La jurisprudence pénale de notre société française l’atteste depuis 1810, et la loi de séparation des Églises et de l’État de 1905 avait déjà donné une réponse claire à ce sujet en ses articles 1, 31 et 32. Celle-ci vient assurer «la liberté de conscience et garantir le libre exercice des cultes, sous les seules restrictions qu’elle détermine» et, elle punit «quiconque a déterminé un individu à exercer ou à s’abstenir d’exercer un culte». Ainsi, la République assure la liberté de conscience comprise au nom des droits de L’Homme de 1789, et cette liberté est confirmée dans le Préambule de la Constitution de 1946, comme à l’article 2 de celle de 1958. La diversité des croyances suscite pour les gouvernements de tolérer ces libertés en s’efforçant de maintenir la paix et la sécurité pour tous.

Secret sacramentel, secret professionnel, signalement

Dès lors, la question peut se poser lorsqu’un confesseur apprend dans le cadre du secret sacramentel absolu l’existence d’un crime qui puisse porter atteinte à l’ordre public de la société à laquelle il appartient en tant que citoyen. Cette question est d’autant plus sérieuse qu’il est faux de considérer que le secret sacramentel puisse être relativisé en l’espèce, autre maladresse gravissime. Personne ne peut le décider de la sorte, pas même le pape3. En réalité, ce qui n’est pas à contester, le secret sacramentel est bien absolu et ne souffre d’aucune exception4.

Mais pour répondre à ce problème du respect que l’on doit à l’ordre public, il faut d’abord distinguer le secret sacramentel du secret professionnel laïc, dont ladite jurisprudence précise à qui il est destiné. En réalité, l’origine de ce dernier secret provient dudit secret sacramentel dans l’histoire du patrimoine juridique. Il est lui aussi absolu. Tous les propos adressé au ministre du culte demeurent confidentiels, à charge pour celui-ci de faire la part des choses5.

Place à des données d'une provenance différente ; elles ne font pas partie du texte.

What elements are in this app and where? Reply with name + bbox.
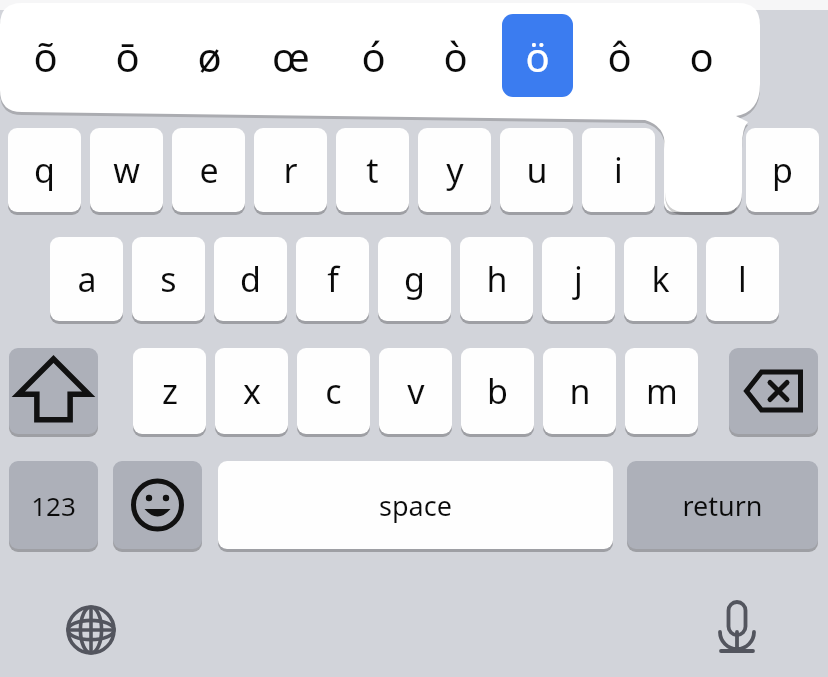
button[interactable]: w [90,128,163,212]
button[interactable]: Backspace [729,348,818,434]
button[interactable]: ò [419,14,491,97]
button[interactable]: l [706,237,779,321]
staticText: c [325,368,342,414]
staticText: v [407,368,425,414]
staticText: õ [33,29,58,83]
staticText: i [614,147,623,193]
staticText: e [199,147,219,193]
button[interactable]: y [418,128,491,212]
staticText: d [240,256,261,302]
staticText: return [682,487,763,524]
button[interactable]: p [746,128,819,212]
staticText: space [379,487,452,524]
staticText: ö [525,29,550,83]
button[interactable]: ø [173,14,245,97]
staticText: r [283,147,298,193]
button[interactable]: t [336,128,409,212]
button[interactable]: ó [337,14,409,97]
staticText: y [446,147,464,193]
button[interactable]: v [379,348,452,434]
button[interactable]: n [543,348,616,434]
button[interactable]: ö [501,14,573,97]
staticText: l [738,256,747,302]
staticText: m [646,368,678,414]
button[interactable]: f [296,237,369,321]
button[interactable]: b [461,348,534,434]
button[interactable]: i [582,128,655,212]
staticText: b [487,368,508,414]
staticText: j [574,256,583,302]
staticText: ô [607,29,632,83]
staticText: œ [272,29,310,83]
staticText: o [689,29,714,83]
button[interactable]: m [625,348,698,434]
staticText: k [651,256,670,302]
button[interactable]: h [460,237,533,321]
button[interactable]: e [172,128,245,212]
button[interactable]: d [214,237,287,321]
staticText: z [162,368,178,414]
staticText: p [772,147,793,193]
button[interactable] [664,128,737,212]
staticText: w [113,147,140,193]
button[interactable]: ô [583,14,655,97]
staticText: 123 [31,488,76,523]
staticText: ò [443,29,468,83]
button[interactable]: a [50,237,123,321]
staticText: ø [197,29,222,83]
staticText: s [160,256,177,302]
button[interactable]: Switch keyboard language [55,594,127,666]
button[interactable]: c [297,348,370,434]
staticText: t [366,147,379,193]
staticText: g [404,256,425,302]
button[interactable]: Dictation [701,592,773,664]
staticText: a [77,256,97,302]
button[interactable]: j [542,237,615,321]
button[interactable]: r [254,128,327,212]
button[interactable]: q [8,128,81,212]
staticText: x [243,368,261,414]
button[interactable]: œ [255,14,327,97]
staticText: ō [115,29,140,83]
button[interactable]: õ [9,14,81,97]
button[interactable] [502,14,573,97]
button[interactable]: o [665,14,737,97]
staticText: h [486,256,508,302]
button[interactable]: k [624,237,697,321]
staticText: ó [361,29,386,83]
button[interactable]: 123 [9,461,98,549]
button[interactable]: ō [91,14,163,97]
staticText: n [569,368,591,414]
staticText: u [526,147,548,193]
button[interactable]: g [378,237,451,321]
button[interactable]: Shift [9,348,98,434]
button[interactable]: s [132,237,205,321]
button[interactable]: u [500,128,573,212]
button[interactable]: space [218,461,613,549]
staticText: q [34,147,55,193]
button[interactable]: z [133,348,206,434]
button[interactable]: Emoji keyboard [113,461,202,549]
button[interactable]: return [627,461,818,549]
button[interactable]: x [215,348,288,434]
staticText: f [327,256,339,302]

Néanmoins, en dehors du secret de la confession, le secret professionnel laïc, dont les ministres de tous les cultes sont redevables en tant que «confidents nécessaires», ne les empêche pas d’avoir la faculté de révéler une agression vis-à-vis d’une personne lorsqu’il y a un danger tangible (pas seulement de nature sexuelle) pour un mineur ou un majeur dit «vulnérable», et dès qu’ils en sont informés6. Ce n’est pas une obligation en soi, pour les ministres du culte, de dénoncer d’emblée ce fait incriminé, comme cela est requis pour les professionnels de la santé selon leur conscience, mais une possibilité de signaler le fait lui-même pour «apporter assistance à personne en danger7». D’ailleurs, du point de vue de la dénonciation, il est faux de dire que le pape François l’impose envers la puissance publique8. Le Saint-Père l’impose en revanche pour les fidèles du Christ, depuis le 7 mai 2019, uniquement (et pas autrement) envers leurs évêques toujours s’ils ont connaissance d’une agression précitée et non pas dans les médias ou à des tiers9.

Ce signalement fut interprété pour les ministres du culte comme étant «impératif» par un arrêt du 27 février 2001 de la Chambre criminelle de la Cour de Cassation, sans évoquer la dénonciation à proprement parler et sans mettre en cause le secret professionnel de ceux-ci.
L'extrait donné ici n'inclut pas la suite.